My First 100 Users Compliance Checklist
Before User #1
- ☐Terms of Service finalized - Trading-specific, vetted by counsel
- ☐Privacy Policy published - GLBA, CCPA, GDPR compliant as needed
- ☐Risk disclosures drafted - Prominent, comprehensive, multi-point
- ☐Acceptance mechanism built - Clickwrap with version tracking
- ☐KYC/AML provider selected - If touching funds or required by broker
- ☐Data security measures - Encryption, access controls, secure hosting
- ☐Broker API compliance - Review broker's terms, user data handling
Users 1-25
- ☐Monitor onboarding flow - Ensure all disclosures displaying correctly
- ☐Test acceptance logging - Verify ToS version tracking works
- ☐Review user feedback - Are disclosures clear? Any confusion?

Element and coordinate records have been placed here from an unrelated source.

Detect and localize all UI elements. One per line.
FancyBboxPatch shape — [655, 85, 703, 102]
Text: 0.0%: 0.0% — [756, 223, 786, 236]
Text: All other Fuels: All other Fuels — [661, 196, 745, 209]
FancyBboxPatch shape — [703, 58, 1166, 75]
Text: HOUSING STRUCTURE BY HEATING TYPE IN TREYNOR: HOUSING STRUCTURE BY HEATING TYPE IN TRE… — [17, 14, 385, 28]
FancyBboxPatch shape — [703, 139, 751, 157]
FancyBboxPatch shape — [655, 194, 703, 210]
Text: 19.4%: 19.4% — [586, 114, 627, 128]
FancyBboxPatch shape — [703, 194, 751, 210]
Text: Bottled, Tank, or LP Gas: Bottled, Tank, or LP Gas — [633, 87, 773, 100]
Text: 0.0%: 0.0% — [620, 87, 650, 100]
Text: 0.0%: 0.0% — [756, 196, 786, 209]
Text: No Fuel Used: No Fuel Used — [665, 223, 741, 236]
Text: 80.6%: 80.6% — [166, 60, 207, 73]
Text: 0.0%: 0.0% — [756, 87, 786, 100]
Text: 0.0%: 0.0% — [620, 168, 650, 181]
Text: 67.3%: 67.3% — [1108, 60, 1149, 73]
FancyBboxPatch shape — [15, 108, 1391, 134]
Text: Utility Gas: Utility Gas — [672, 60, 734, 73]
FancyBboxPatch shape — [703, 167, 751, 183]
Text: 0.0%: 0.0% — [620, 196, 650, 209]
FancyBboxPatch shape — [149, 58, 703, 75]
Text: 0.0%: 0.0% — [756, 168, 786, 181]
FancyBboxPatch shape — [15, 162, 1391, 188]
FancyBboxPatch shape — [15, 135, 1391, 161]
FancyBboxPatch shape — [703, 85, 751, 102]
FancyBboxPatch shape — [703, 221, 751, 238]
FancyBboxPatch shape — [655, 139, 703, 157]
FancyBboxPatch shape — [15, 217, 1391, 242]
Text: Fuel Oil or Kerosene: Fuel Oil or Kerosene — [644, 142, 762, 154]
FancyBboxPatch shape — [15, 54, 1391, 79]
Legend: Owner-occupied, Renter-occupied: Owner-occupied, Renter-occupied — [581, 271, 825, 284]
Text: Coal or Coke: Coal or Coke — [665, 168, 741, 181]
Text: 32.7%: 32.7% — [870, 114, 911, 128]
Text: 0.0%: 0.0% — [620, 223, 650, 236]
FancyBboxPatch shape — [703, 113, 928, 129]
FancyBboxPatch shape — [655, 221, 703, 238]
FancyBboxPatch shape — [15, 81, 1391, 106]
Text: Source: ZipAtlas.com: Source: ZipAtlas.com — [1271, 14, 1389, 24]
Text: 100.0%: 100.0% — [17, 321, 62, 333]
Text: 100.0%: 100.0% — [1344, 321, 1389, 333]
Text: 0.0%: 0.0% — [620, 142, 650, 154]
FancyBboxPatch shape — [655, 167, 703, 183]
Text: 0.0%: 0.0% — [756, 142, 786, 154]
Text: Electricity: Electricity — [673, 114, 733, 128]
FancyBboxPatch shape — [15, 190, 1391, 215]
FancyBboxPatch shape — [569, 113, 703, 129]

- ☐Document issues - Log any compliance questions that arise
- ☐Refine processes - Improve flows based on early learnings
Users 25-100
- ☐Formalize compliance tracking - Spreadsheet or tool for compliance tasks
- ☐Begin audit trail - Log system changes, feature rollouts
- ☐Watch for patterns - Suspicious activity, common user questions
- ☐Update ToS if needed - Version 1.1 with learnings from first users
- ☐Plan for scale - What changes at 500 users? 1,000?
- ☐Evaluate insurance - Get E&O insurance quotes
- ☐Assess registration needs - Am I approaching thresholds? Project 6-12 months out
Approaching User 100
- ☐Compliance audit - Review everything end-to-end
- ☐Documentation review - Do I have records I need?

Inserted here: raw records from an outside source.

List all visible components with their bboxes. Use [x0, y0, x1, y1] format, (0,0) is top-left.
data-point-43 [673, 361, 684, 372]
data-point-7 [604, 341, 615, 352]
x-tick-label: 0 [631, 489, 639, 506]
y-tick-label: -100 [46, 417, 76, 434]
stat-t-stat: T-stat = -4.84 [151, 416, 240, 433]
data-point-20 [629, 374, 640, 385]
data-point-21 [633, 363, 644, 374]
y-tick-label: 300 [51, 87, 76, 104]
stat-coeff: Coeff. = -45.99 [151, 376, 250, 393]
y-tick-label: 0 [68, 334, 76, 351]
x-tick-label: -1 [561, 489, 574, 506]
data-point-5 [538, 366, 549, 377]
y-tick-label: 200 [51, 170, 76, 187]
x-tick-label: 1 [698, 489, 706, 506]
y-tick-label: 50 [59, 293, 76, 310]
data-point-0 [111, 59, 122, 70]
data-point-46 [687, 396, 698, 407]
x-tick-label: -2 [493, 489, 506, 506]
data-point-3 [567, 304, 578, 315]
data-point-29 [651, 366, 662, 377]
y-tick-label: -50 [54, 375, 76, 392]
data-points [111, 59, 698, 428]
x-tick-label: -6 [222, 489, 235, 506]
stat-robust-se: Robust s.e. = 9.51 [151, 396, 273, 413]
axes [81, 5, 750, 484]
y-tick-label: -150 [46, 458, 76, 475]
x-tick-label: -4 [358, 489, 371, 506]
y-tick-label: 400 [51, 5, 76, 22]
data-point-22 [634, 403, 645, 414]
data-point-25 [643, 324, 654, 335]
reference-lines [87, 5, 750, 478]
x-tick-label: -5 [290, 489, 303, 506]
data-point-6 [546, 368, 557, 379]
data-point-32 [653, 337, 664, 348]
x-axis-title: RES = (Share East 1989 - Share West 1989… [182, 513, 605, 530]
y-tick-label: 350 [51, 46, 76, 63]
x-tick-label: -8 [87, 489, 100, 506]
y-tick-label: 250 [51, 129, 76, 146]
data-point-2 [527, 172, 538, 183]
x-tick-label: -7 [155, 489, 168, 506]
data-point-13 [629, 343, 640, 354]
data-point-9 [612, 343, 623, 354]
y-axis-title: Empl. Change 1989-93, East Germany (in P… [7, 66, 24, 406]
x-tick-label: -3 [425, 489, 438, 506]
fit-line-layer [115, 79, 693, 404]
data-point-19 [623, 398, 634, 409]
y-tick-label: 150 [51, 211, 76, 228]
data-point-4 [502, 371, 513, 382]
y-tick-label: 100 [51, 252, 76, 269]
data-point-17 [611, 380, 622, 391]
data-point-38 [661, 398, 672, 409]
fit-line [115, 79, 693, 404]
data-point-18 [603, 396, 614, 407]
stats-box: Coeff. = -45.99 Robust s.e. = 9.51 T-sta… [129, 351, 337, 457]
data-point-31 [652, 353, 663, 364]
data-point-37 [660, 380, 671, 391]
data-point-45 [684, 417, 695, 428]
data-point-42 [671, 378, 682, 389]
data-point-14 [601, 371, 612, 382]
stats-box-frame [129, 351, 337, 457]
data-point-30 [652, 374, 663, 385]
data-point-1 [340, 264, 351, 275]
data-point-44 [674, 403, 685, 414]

- ☐Vendor agreements - All third parties have proper contracts?
- ☐Scale-up plan - What breaks at 500 users?
- ☐Legal counsel check-in - Review status with attorney
- ☐Registration timeline - If registration needed, when to file?
- ☐Insurance in place - E&O, cyber liability purchased
Common Mistakes with First 100 Users
- "We're too small to worry about compliance" - Size doesn't matter; activity does. One user complaint to a regulator can trigger an investigation.

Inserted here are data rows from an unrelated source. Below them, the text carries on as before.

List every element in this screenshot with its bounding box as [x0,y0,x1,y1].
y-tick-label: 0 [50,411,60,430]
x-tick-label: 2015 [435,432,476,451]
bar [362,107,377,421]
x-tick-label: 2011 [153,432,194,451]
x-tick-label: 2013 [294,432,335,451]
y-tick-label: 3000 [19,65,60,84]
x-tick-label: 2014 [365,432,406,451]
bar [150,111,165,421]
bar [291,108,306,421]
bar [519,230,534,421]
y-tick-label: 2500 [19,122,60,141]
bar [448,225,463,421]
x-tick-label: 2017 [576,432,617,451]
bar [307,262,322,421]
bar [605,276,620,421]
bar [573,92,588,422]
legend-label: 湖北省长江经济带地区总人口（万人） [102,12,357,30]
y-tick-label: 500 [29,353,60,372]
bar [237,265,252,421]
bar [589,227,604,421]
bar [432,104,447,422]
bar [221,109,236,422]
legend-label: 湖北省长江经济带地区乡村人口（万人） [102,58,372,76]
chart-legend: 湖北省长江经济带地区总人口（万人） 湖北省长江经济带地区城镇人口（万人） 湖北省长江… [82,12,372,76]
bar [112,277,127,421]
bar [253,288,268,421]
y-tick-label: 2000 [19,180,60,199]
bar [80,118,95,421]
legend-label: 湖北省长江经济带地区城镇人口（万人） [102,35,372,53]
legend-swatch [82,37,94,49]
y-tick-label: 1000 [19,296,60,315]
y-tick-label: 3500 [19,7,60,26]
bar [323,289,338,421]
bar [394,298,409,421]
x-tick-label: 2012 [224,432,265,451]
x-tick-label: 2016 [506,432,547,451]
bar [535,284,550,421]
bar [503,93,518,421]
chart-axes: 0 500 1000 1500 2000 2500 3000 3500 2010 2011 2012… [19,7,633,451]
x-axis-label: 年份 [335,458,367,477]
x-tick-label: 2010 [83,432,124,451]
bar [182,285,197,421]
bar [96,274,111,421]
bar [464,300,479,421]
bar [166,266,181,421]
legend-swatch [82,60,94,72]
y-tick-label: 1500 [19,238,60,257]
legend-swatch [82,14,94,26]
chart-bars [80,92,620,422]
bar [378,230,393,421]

- "Beta means we're exempt" - No, it doesn't. Beta is a product development phase, not a legal status.
- "We'll fix the legal stuff later" - Later is too late. Retrofitting compliance onto an existing user base is painful and expensive.
- "Friends/family don't need disclosures" - They need them most. Personal relationships complicate disputes.
- "Generic ToS is fine for now" - Trading platforms have unique risks that generic ToS don't address.
- Not tracking ToS versions - If I update terms, I need to know who agreed to what version.
- Skipping KYC for early users - If I add it later, I'll have to go back and verify everyone retroactively.
- Using testimonials without consent - Even if someone tweets something nice, I need permission to use it commercially.
- No monitoring plan - I should watch early users closely to establish baseline behavior patterns.
- Ignoring state-by-state differences - California, New York, Texas have different rules. Where are my users?
⚠ The "We'll Figure It Out" Trap
Many founders think "We're pre-revenue, we're friends and family, we're beta—compliance can wait." But regulatory violations aren't excused by startup stage. The SEC doesn't care if I only have 10 users. One user losing money and filing a complaint can end my business before it starts.
Resources & Next Steps
Related Guides
- Terms of Service for Trading Platforms - Deep dive on ToS clauses
- Privacy Requirements - GLBA, CCPA, GDPR compliance
- Broker-Dealer vs RIA - When do I need to register?
- FinCEN & AML Compliance - AML program requirements
- SEC Examination Playbook - What to expect if examined
Key Takeaways
- Compliance starts at user #1, not user #1,000
- Beta status doesn't exempt me from regulatory obligations
- Document everything: acceptances, disclosures, monitoring
- Plan ahead for growth milestones that trigger new requirements
- Invest in proper legal foundation now; it's cheaper than fixing later
✅ You're Building a Business, Not Just a Product
Getting compliance right with my first 100 users sets the foundation for scaling to 1,000, then 10,000. The habits I build now—documentation, risk disclosure, user monitoring—become the culture of my company. Start strong.